The BJH/CHNE Endourology Senior resident is responsible for covering the endourological surgeons who are performing laparoscopic endourologic procedures as well as lithotripsy. This resident also has clinic time with the endourology attendings. The resident spends time both at BJH and CHNE. The fourth year Endourology resident takes call on average one weeknight per two weeks (which is in-house call covering BJH and SLCH) and every third weekend (which is home call covering only BJH as back-up to a more junior resident).

Fifth Year / PGY-5

Chief resident rotations are four months in length at BJH, the VAMC, and the COH Service. All Chief residents are on call from home (second call) as back up to more junior residents. The goals of these rotations are to allow the resident to master all aspects of urological care.

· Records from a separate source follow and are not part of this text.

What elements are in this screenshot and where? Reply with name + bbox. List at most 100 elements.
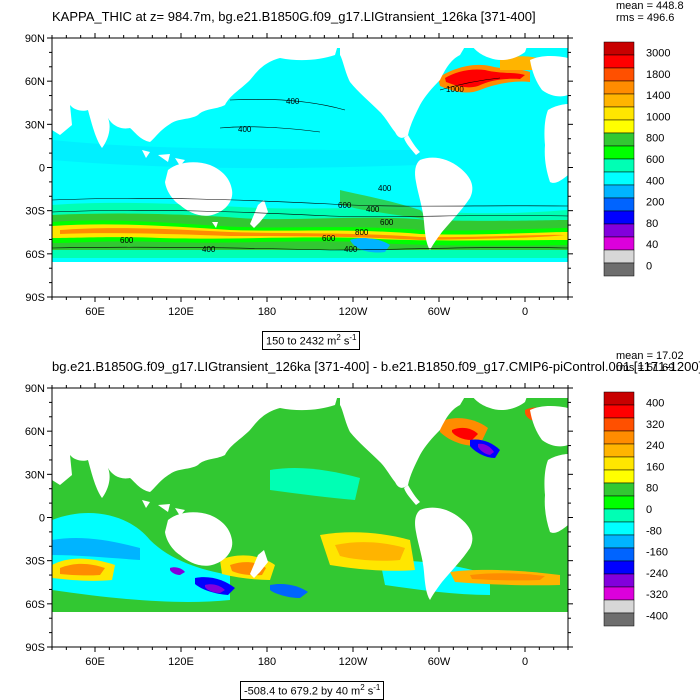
panel1-land xyxy=(52,38,568,297)
colorbar-swatch xyxy=(603,547,635,562)
contour-label: 600 xyxy=(380,218,394,227)
lat-tick-label: 0 xyxy=(39,513,45,525)
lat-tick-label: 0 xyxy=(39,163,45,175)
colorbar-label: 0 xyxy=(646,504,652,516)
panel2-units-sup2: -1 xyxy=(373,683,381,692)
colorbar-swatch xyxy=(603,210,635,225)
lon-tick-label: 60W xyxy=(428,306,451,318)
colorbar-swatch xyxy=(603,534,635,549)
colorbar-label: -320 xyxy=(646,589,668,601)
lat-tick-label: 90S xyxy=(25,292,45,304)
panel1-stats: mean = 448.8 rms = 496.6 xyxy=(616,0,684,24)
colorbar-label: 0 xyxy=(646,260,652,272)
colorbar-label: 3000 xyxy=(646,48,670,60)
colorbar-swatch xyxy=(603,249,635,264)
panel1-contours xyxy=(52,77,568,251)
panel1-lon-labels: 60E 120E 180 120W 60W 0 xyxy=(85,306,528,318)
colorbar-label: 1000 xyxy=(646,111,670,123)
panel2-stats: mean = 17.02 rms = 51.69 xyxy=(616,350,684,374)
lon-tick-label: 60E xyxy=(85,656,105,668)
lat-tick-label: 90N xyxy=(25,383,45,395)
panel2-lon-labels: 60E 120E 180 120W 60W 0 xyxy=(85,656,528,668)
lon-tick-label: 180 xyxy=(258,306,276,318)
colorbar-swatch xyxy=(603,391,635,406)
colorbar-swatch xyxy=(603,560,635,575)
panel2-units-tail: s xyxy=(364,685,374,698)
contour-label: 400 xyxy=(202,245,216,254)
panel1-lat-labels: 90N 60N 30N 0 30S 60S 90S xyxy=(25,33,45,304)
lat-tick-label: 30S xyxy=(25,556,45,568)
panel2-mean: mean = 17.02 xyxy=(616,350,684,362)
contour-label: 600 xyxy=(322,234,336,243)
panel2-range-text: -508.4 to 679.2 by 40 m xyxy=(244,685,361,698)
colorbar-label: -400 xyxy=(646,610,668,622)
colorbar-swatch xyxy=(603,236,635,251)
contour-label: 400 xyxy=(286,97,300,106)
colorbar-swatch xyxy=(603,430,635,445)
colorbar-swatch xyxy=(603,521,635,536)
colorbar-label: 400 xyxy=(646,175,664,187)
panel1-units-tail: s xyxy=(340,335,350,348)
panel2-range-box: -508.4 to 679.2 by 40 m2 s-1 xyxy=(240,681,385,700)
lon-tick-label: 120E xyxy=(168,656,194,668)
lon-tick-label: 60E xyxy=(85,306,105,318)
colorbar-label: 400 xyxy=(646,398,664,410)
panel1-rms: rms = 496.6 xyxy=(616,12,675,24)
colorbar-swatch xyxy=(603,171,635,186)
contour-label: 400 xyxy=(238,125,252,134)
lon-tick-label: 0 xyxy=(522,656,528,668)
colorbar-label: 80 xyxy=(646,483,658,495)
colorbar-label: -80 xyxy=(646,525,662,537)
colorbar-label: -240 xyxy=(646,568,668,580)
lon-tick-label: 0 xyxy=(522,306,528,318)
colorbar-swatch xyxy=(603,469,635,484)
lat-tick-label: 30N xyxy=(25,469,45,481)
colorbar-swatch xyxy=(603,586,635,601)
lat-tick-label: 30N xyxy=(25,119,45,131)
colorbar-label: 160 xyxy=(646,461,664,473)
contour-label: 400 xyxy=(366,205,380,214)
panel2-colorbar: 400 320 240 160 80 0 -80 -160 -240 -320 -400 xyxy=(603,391,668,627)
colorbar-swatch xyxy=(603,612,635,627)
panel2-ocean-field xyxy=(52,388,568,647)
panel1-frame xyxy=(51,37,569,298)
colorbar-swatch xyxy=(603,54,635,69)
panel1-range-box: 150 to 2432 m2 s-1 xyxy=(262,331,361,350)
contour-label: 1000 xyxy=(446,85,464,94)
lon-tick-label: 120E xyxy=(168,306,194,318)
colorbar-swatch xyxy=(603,184,635,199)
lat-tick-label: 60N xyxy=(25,426,45,438)
colorbar-swatch xyxy=(603,67,635,82)
colorbar-swatch xyxy=(603,262,635,277)
contour-label: 400 xyxy=(378,184,392,193)
lon-tick-label: 120W xyxy=(339,656,368,668)
panel2-lat-labels: 90N 60N 30N 0 30S 60S 90S xyxy=(25,383,45,654)
panel2-rms: rms = 51.69 xyxy=(616,362,675,374)
lat-tick-label: 60S xyxy=(25,599,45,611)
colorbar-swatch xyxy=(603,599,635,614)
contour-label: 800 xyxy=(355,228,369,237)
colorbar-swatch xyxy=(603,93,635,108)
colorbar-swatch xyxy=(603,456,635,471)
lat-tick-label: 60S xyxy=(25,249,45,261)
colorbar-label: 1400 xyxy=(646,90,670,102)
colorbar-swatch xyxy=(603,119,635,134)
lon-tick-label: 120W xyxy=(339,306,368,318)
colorbar-label: 800 xyxy=(646,133,664,145)
colorbar-label: 200 xyxy=(646,197,664,209)
colorbar-swatch xyxy=(603,443,635,458)
panel2-frame xyxy=(51,387,569,648)
colorbar-label: 1800 xyxy=(646,69,670,81)
lon-tick-label: 60W xyxy=(428,656,451,668)
colorbar-swatch xyxy=(603,417,635,432)
lat-tick-label: 60N xyxy=(25,76,45,88)
lat-tick-label: 90S xyxy=(25,642,45,654)
panel2-title: bg.e21.B1850G.f09_g17.LIGtransient_126ka… xyxy=(52,359,700,374)
panel1-ocean-field xyxy=(52,38,568,297)
colorbar-swatch xyxy=(603,132,635,147)
colorbar-swatch xyxy=(603,223,635,238)
colorbar-swatch xyxy=(603,158,635,173)
colorbar-swatch xyxy=(603,573,635,588)
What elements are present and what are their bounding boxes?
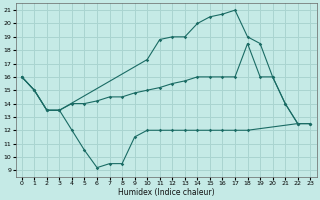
X-axis label: Humidex (Indice chaleur): Humidex (Indice chaleur) xyxy=(118,188,214,197)
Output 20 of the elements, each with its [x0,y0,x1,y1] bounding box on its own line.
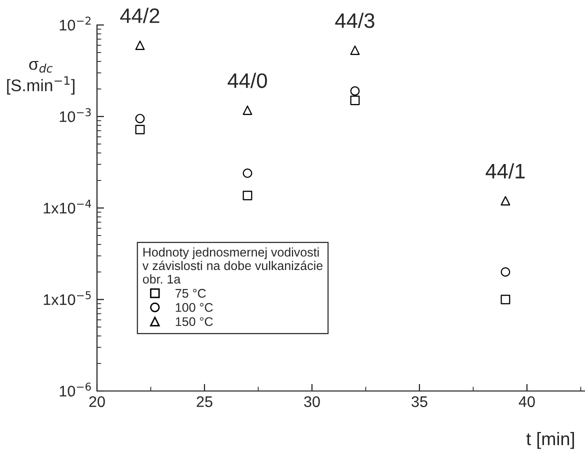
annotation: 44/0 [228,72,267,88]
legend-title: Hodnoty jednosmernej vodivosti v závislosti na dobe vulkanizácie obr. 1a [142,247,323,284]
annotation: 44/3 [335,12,374,28]
x-tick-label: 35 [412,396,428,408]
legend-label: 100 °C [176,303,213,312]
y-tick-label: 1x10$^{−5}$ [44,291,91,306]
y-tick-label: 1x10$^{−4}$ [44,200,92,214]
y-tick-label: 10$^{−6}$ [60,382,91,397]
x-tick-label: 25 [196,396,212,408]
annotation: 44/1 [486,163,525,179]
y-tick-label: 10$^{−3}$ [60,108,91,122]
legend-label: 150 °C [176,317,213,326]
x-tick-label: 20 [89,396,105,408]
x-axis-title: t [min] [526,432,574,449]
x-tick-label: 30 [304,396,320,408]
annotation: 44/2 [120,8,160,24]
legend-label: 75 °C [176,288,206,298]
y-tick-label: 10$^{−2}$ [60,16,91,31]
x-tick-label: 40 [518,396,535,408]
y-axis-title: σ$_{dc}$ [S.min$^{−1}$] [7,60,74,95]
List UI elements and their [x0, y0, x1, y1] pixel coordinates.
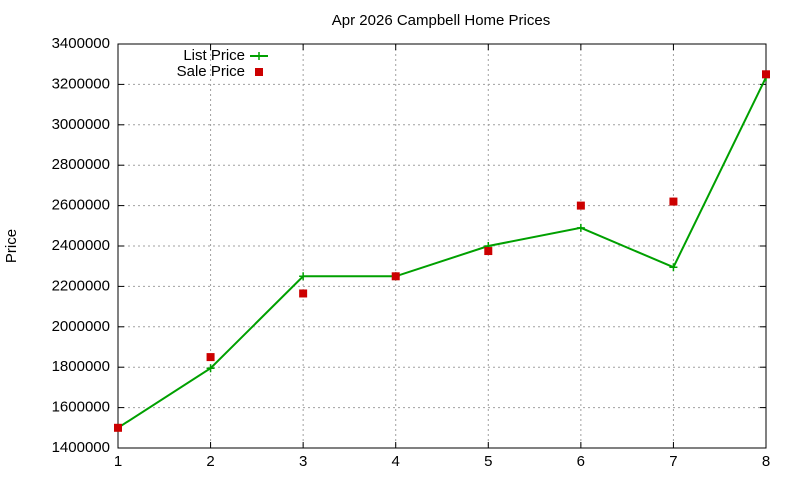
legend-label: List Price [183, 47, 245, 64]
y-tick-label: 2600000 [52, 197, 110, 214]
point-marker [114, 423, 122, 432]
x-tick-label: 3 [299, 453, 307, 470]
y-tick-label: 1800000 [52, 358, 110, 375]
point-marker [762, 70, 770, 79]
plot-frame [117, 43, 767, 449]
chart-title: Apr 2026 Campbell Home Prices [332, 12, 550, 29]
legend-label: Sale Price [177, 63, 245, 80]
legend-marker [255, 68, 263, 76]
point-marker [299, 272, 308, 281]
legend-marker [255, 52, 263, 60]
x-tick-label: 5 [484, 453, 492, 470]
x-tick-label: 8 [762, 453, 770, 470]
x-tick-label: 2 [206, 453, 214, 470]
x-tick-label: 1 [114, 453, 122, 470]
point-marker [484, 247, 493, 256]
x-tick-label: 6 [577, 453, 585, 470]
y-tick-label: 1600000 [52, 399, 110, 416]
point-marker [669, 197, 678, 206]
y-tick-label: 1400000 [52, 439, 110, 456]
point-marker [669, 263, 678, 272]
y-tick-label: 2200000 [52, 277, 110, 294]
y-tick-label: 2800000 [52, 156, 110, 173]
line [117, 76, 767, 429]
point-marker [576, 201, 585, 210]
x-tick-label: 7 [669, 453, 677, 470]
x-tick-label: 4 [392, 453, 400, 470]
y-tick-label: 3200000 [52, 75, 110, 92]
y-tick-label: 2400000 [52, 237, 110, 254]
y-axis-label: Price [3, 229, 20, 263]
y-tick-label: 2000000 [52, 318, 110, 335]
point-marker [299, 289, 308, 298]
y-tick-label: 3400000 [52, 35, 110, 52]
point-marker [206, 364, 215, 373]
point-marker [391, 272, 400, 281]
y-tick-label: 3000000 [52, 116, 110, 133]
point-marker [206, 353, 215, 362]
point-marker [576, 223, 585, 232]
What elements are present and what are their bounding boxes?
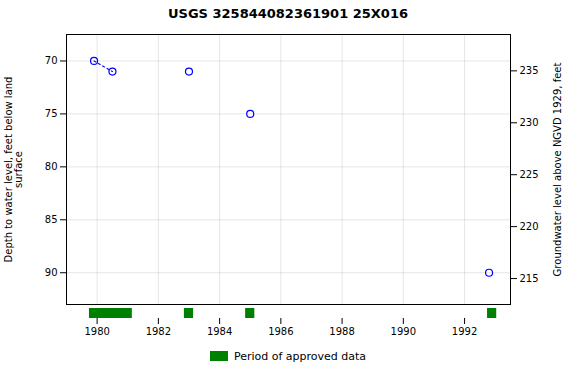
svg-text:1982: 1982 — [146, 326, 171, 337]
svg-text:75: 75 — [45, 108, 58, 119]
svg-text:1988: 1988 — [329, 326, 354, 337]
svg-text:1990: 1990 — [391, 326, 416, 337]
svg-text:70: 70 — [45, 55, 58, 66]
svg-text:1984: 1984 — [207, 326, 232, 337]
svg-text:225: 225 — [520, 169, 539, 180]
html-text:USGS 325844082361901 25X016: USGS 325844082361901 25X016 — [168, 6, 408, 21]
svg-text:1980: 1980 — [84, 326, 109, 337]
svg-text:1986: 1986 — [268, 326, 293, 337]
svg-text:230: 230 — [520, 117, 539, 128]
svg-text:Depth to water level, feet bel: Depth to water level, feet below landsur… — [3, 77, 24, 263]
svg-text:215: 215 — [520, 273, 539, 284]
svg-text:85: 85 — [45, 214, 58, 225]
svg-text:90: 90 — [45, 267, 58, 278]
svg-text:80: 80 — [45, 161, 58, 172]
svg-text:220: 220 — [520, 221, 539, 232]
svg-text:Groundwater level above NGVD 1: Groundwater level above NGVD 1929, feet — [552, 63, 563, 277]
svg-text:235: 235 — [520, 65, 539, 76]
svg-text:1992: 1992 — [452, 326, 477, 337]
html-text:Period of approved data: Period of approved data — [233, 349, 367, 363]
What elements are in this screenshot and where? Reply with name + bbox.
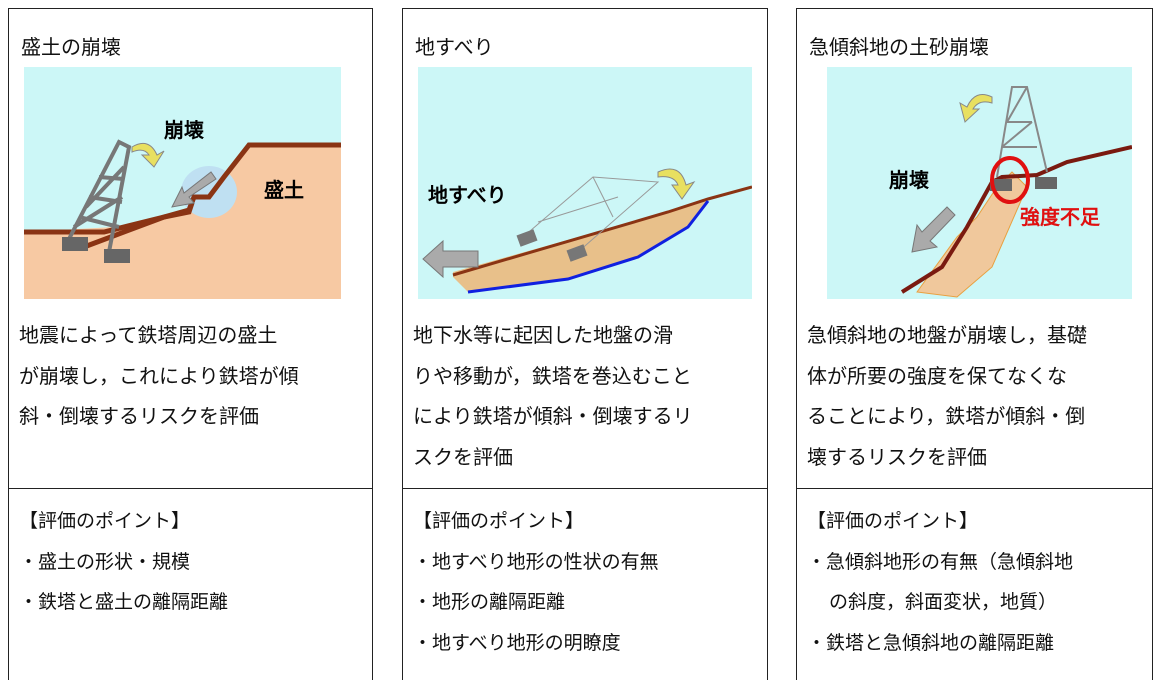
divider (9, 488, 372, 489)
figure: 崩壊 強度不足 (827, 67, 1132, 299)
point: の斜度，斜面変状，地質） (829, 591, 1058, 613)
points: 【評価のポイント】 ・盛土の形状・規模 ・鉄塔と盛土の離隔距離 (19, 501, 228, 623)
column: 地すべり 地すべり 地下水等に起因した地盤の滑 りや移動が，鉄塔を巻込むこと に… (402, 8, 768, 680)
text-line: スクを評価 (413, 444, 513, 469)
column-title: 急傾斜地の土砂崩壊 (809, 35, 989, 59)
text-line: 地下水等に起因した地盤の滑 (413, 323, 673, 347)
text-line: 地震によって鉄塔周辺の盛土 (19, 323, 278, 347)
figure-label: 地すべり (428, 183, 507, 207)
points: 【評価のポイント】 ・地すべり地形の性状の有無 ・地形の離隔距離 ・地すべり地形… (413, 501, 659, 663)
point: ・急傾斜地形の有無（急傾斜地 (807, 550, 1074, 573)
point: ・鉄塔と急傾斜地の離隔距離 (807, 631, 1055, 654)
text-line: 斜・倒壊するリスクを評価 (19, 404, 259, 428)
figure-label: 盛土 (264, 178, 304, 202)
point: ・地形の離隔距離 (413, 591, 566, 613)
figure-label: 崩壊 (889, 168, 930, 192)
description: 急傾斜地の地盤が崩壊し，基礎 体が所要の強度を保てなくな ることにより，鉄塔が傾… (807, 315, 1087, 477)
column-title: 盛土の崩壊 (21, 35, 121, 59)
figure: 地すべり (418, 67, 752, 299)
figure: 崩壊 盛土 (24, 67, 341, 299)
text-line: 体が所要の強度を保てなくな (807, 363, 1067, 388)
text-line: が崩壊し，これにより鉄塔が傾 (19, 363, 299, 388)
divider (797, 488, 1152, 489)
figure-label: 崩壊 (164, 118, 205, 142)
point: ・鉄塔と盛土の離隔距離 (19, 591, 229, 613)
point: ・地すべり地形の明瞭度 (413, 631, 621, 654)
points: 【評価のポイント】 ・急傾斜地形の有無（急傾斜地 の斜度，斜面変状，地質） ・鉄… (807, 501, 1073, 663)
point: ・盛土の形状・規模 (19, 550, 191, 573)
points-heading: 【評価のポイント】 (807, 510, 979, 532)
text-line: ることにより，鉄塔が傾斜・倒 (807, 404, 1086, 428)
text-line: りや移動が，鉄塔を巻込むこと (413, 363, 692, 388)
description: 地震によって鉄塔周辺の盛土 が崩壊し，これにより鉄塔が傾 斜・倒壊するリスクを評… (19, 315, 299, 437)
point: ・地すべり地形の性状の有無 (413, 550, 659, 573)
points-heading: 【評価のポイント】 (19, 510, 191, 532)
divider (403, 488, 767, 489)
text-line: 壊するリスクを評価 (807, 444, 987, 469)
text-line: により鉄塔が傾斜・倒壊するリ (413, 404, 693, 428)
text-line: 急傾斜地の地盤が崩壊し，基礎 (807, 323, 1087, 347)
column: 急傾斜地の土砂崩壊 崩壊 強度不足 急傾斜地の地盤が崩壊し，基礎 体が所要の強度… (796, 8, 1153, 680)
column-title: 地すべり (415, 35, 494, 59)
description: 地下水等に起因した地盤の滑 りや移動が，鉄塔を巻込むこと により鉄塔が傾斜・倒壊… (413, 315, 693, 477)
figure-label: 強度不足 (1020, 205, 1101, 229)
column: 盛土の崩壊 崩壊 盛土 地震によって鉄塔周辺の盛土 が崩壊し，これにより鉄塔が傾… (8, 8, 373, 680)
points-heading: 【評価のポイント】 (413, 510, 585, 532)
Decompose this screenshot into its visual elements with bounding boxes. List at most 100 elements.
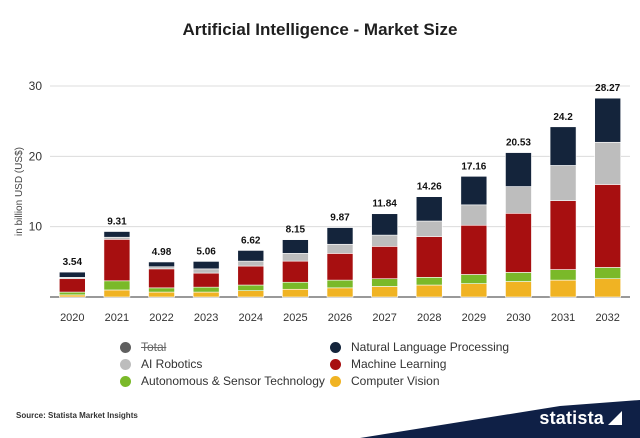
y-axis-label: in billion USD (US$) bbox=[14, 147, 25, 236]
bar-segment bbox=[371, 213, 398, 236]
bar-segment bbox=[282, 239, 309, 254]
total-data-label: 4.98 bbox=[152, 247, 172, 258]
total-data-label: 9.31 bbox=[107, 217, 127, 228]
legend-label: Autonomous & Sensor Technology bbox=[141, 374, 325, 388]
legend-swatch-icon bbox=[120, 358, 131, 370]
total-data-label: 17.16 bbox=[461, 161, 486, 172]
bar-segment bbox=[282, 288, 309, 298]
brand-text: statista bbox=[539, 407, 604, 428]
legend-swatch-icon bbox=[330, 358, 341, 370]
total-data-label: 8.15 bbox=[286, 225, 306, 236]
total-data-label: 20.53 bbox=[506, 138, 531, 149]
legend-label: Computer Vision bbox=[351, 374, 440, 388]
legend-item[interactable]: Total bbox=[120, 340, 166, 354]
bar-segment bbox=[594, 141, 621, 185]
bar-segment bbox=[505, 281, 532, 298]
legend-item[interactable]: Autonomous & Sensor Technology bbox=[120, 374, 325, 388]
bar-segment bbox=[549, 126, 577, 166]
bar-segment bbox=[594, 97, 621, 143]
bar-segment bbox=[192, 261, 220, 270]
x-tick-label: 2025 bbox=[283, 312, 307, 324]
x-tick-label: 2031 bbox=[551, 312, 575, 324]
bar-segment bbox=[59, 271, 86, 278]
x-tick-label: 2028 bbox=[417, 312, 441, 324]
total-data-label: 14.26 bbox=[417, 182, 442, 193]
legend-swatch-icon bbox=[120, 375, 131, 387]
bar-segment bbox=[237, 265, 265, 286]
bar-segment bbox=[282, 260, 309, 283]
bar-segment bbox=[326, 253, 354, 281]
bar-segment bbox=[148, 287, 175, 293]
bar-segment bbox=[326, 287, 354, 298]
bar-segment bbox=[415, 277, 443, 286]
bar-segment bbox=[103, 231, 131, 238]
legend-item[interactable]: Natural Language Processing bbox=[330, 340, 509, 354]
bar-segment bbox=[594, 267, 621, 280]
bar-segment bbox=[103, 289, 131, 298]
bar-segment bbox=[59, 278, 86, 293]
x-tick-label: 2026 bbox=[328, 312, 352, 324]
bar-segment bbox=[460, 204, 488, 226]
total-data-label: 3.54 bbox=[63, 257, 83, 268]
chart-title: Artificial Intelligence - Market Size bbox=[182, 20, 458, 39]
x-tick-label: 2032 bbox=[595, 312, 619, 324]
statista-mark-icon bbox=[608, 411, 622, 425]
bar-segment bbox=[103, 239, 131, 282]
bar-segment bbox=[148, 268, 175, 289]
bar-segment bbox=[505, 152, 532, 187]
legend-item[interactable]: Computer Vision bbox=[330, 374, 440, 388]
legend-item[interactable]: AI Robotics bbox=[120, 357, 202, 371]
source-note: Source: Statista Market Insights bbox=[16, 411, 138, 420]
bar-segment bbox=[505, 186, 532, 214]
bar-segment bbox=[460, 274, 488, 284]
bar-segment bbox=[282, 253, 309, 262]
bar-segment bbox=[460, 283, 488, 298]
bar-segment bbox=[59, 291, 86, 296]
bar-segment bbox=[282, 281, 309, 290]
bar-segment bbox=[237, 260, 265, 267]
x-tick-label: 2020 bbox=[60, 312, 84, 324]
bar-segment bbox=[326, 227, 354, 245]
bar-segment bbox=[192, 268, 220, 274]
legend-swatch-icon bbox=[330, 375, 341, 387]
bar-segment bbox=[594, 184, 621, 268]
x-tick-label: 2029 bbox=[462, 312, 486, 324]
bar-segment bbox=[549, 269, 577, 281]
bar-segment bbox=[549, 200, 577, 270]
legend-label: Total bbox=[141, 340, 167, 354]
x-tick-label: 2024 bbox=[239, 312, 263, 324]
total-data-label: 24.2 bbox=[553, 112, 573, 123]
x-tick-label: 2022 bbox=[149, 312, 173, 324]
bar-segment bbox=[549, 279, 577, 298]
bar-segment bbox=[237, 284, 265, 291]
legend-label: Machine Learning bbox=[351, 357, 447, 371]
legend-label: AI Robotics bbox=[141, 357, 203, 371]
total-data-label: 9.87 bbox=[330, 213, 350, 224]
bar-segment bbox=[460, 176, 488, 206]
statista-logo: statista bbox=[539, 404, 622, 432]
bar-segment bbox=[505, 213, 532, 273]
bar-segment bbox=[415, 196, 443, 222]
legend-swatch-icon bbox=[330, 341, 341, 353]
bar-segment bbox=[148, 266, 175, 270]
x-tick-label: 2027 bbox=[372, 312, 396, 324]
bar-segment bbox=[371, 286, 398, 298]
chart-legend: Total Natural Language Processing AI Robot… bbox=[120, 340, 540, 394]
bar-segment bbox=[371, 278, 398, 287]
y-tick-label: 30 bbox=[29, 79, 43, 93]
bar-segment bbox=[192, 291, 220, 298]
bar-segment bbox=[148, 261, 175, 268]
legend-item[interactable]: Machine Learning bbox=[330, 357, 446, 371]
footer-band bbox=[360, 400, 640, 438]
bar-segment bbox=[326, 243, 354, 254]
bar-segment bbox=[371, 234, 398, 247]
bar-segment bbox=[460, 224, 488, 275]
bar-segment bbox=[371, 246, 398, 280]
bar-segment bbox=[192, 286, 220, 293]
bar-segment bbox=[415, 284, 443, 298]
bar-segment bbox=[103, 236, 131, 240]
total-data-label: 11.84 bbox=[372, 199, 397, 210]
total-data-label: 28.27 bbox=[595, 83, 620, 94]
bar-segment bbox=[415, 236, 443, 278]
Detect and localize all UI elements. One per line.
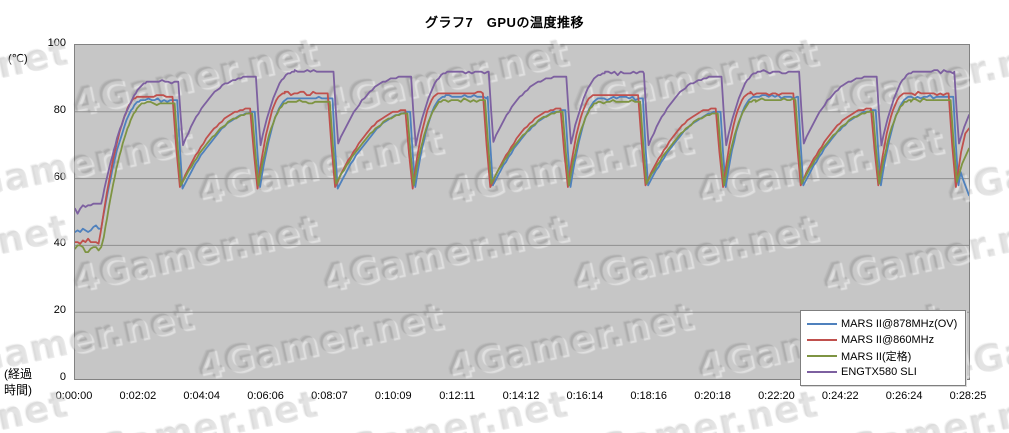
x-tick-label: 0:18:16 xyxy=(630,390,668,402)
x-tick-label: 0:08:07 xyxy=(311,390,348,402)
legend-label: MARS II@878MHz(OV) xyxy=(841,318,958,330)
x-tick-label: 0:26:24 xyxy=(885,390,923,402)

The VAMC Chief resident is responsible for running the patient clinic and, with appropriate supervision from the attending, selecting and performing surgery on patients. A similar degree of autonomy is available for the COH Chief resident who oversees the public patient clinic on Fridays, where the COH Chief then selects patients for surgery and coordinates the surgeries to be done with attending supervision. The COH Chief resident also helps to supervise the second year resident responsible for the Consult Service.  The COH Chief resident helps to oversee the educational conference schedule. The Chief resident at BJH refines their surgical skills in all surgical modalities, with special focus on robotic surgery. The Chief resident at BJH also coordinates the schedules of the residents across the program at different hospitals (minus the VAMC) as the administrative chief resident.

The residents at each hospital have graded responsibility for care of the patients. In general, decision-making is encouraged by residents at all levels with an expectation that residents will discuss their decision-making with more senior and chief residents and, ultimately, the responsible faculty member. Continuity of care is implemented by allowing residents on many of the rotations to see and evaluate patients in the urological outpatients offices preoperatively, in the hospital or operating room (if surgery is to be performed), and postoperatively, as well.

At all of our sites, there are allied health professionals to assist with both inpatient and outpatient care.

The Urology Surgery Residency Training Program follows the Residency Review Committee (RRC) guidelines of the Accreditation Council for Graduate Medical Education (ACGME) pertaining to duty hours.  Please refer to the ACGME Common Program Requirements, Section VI.F.1.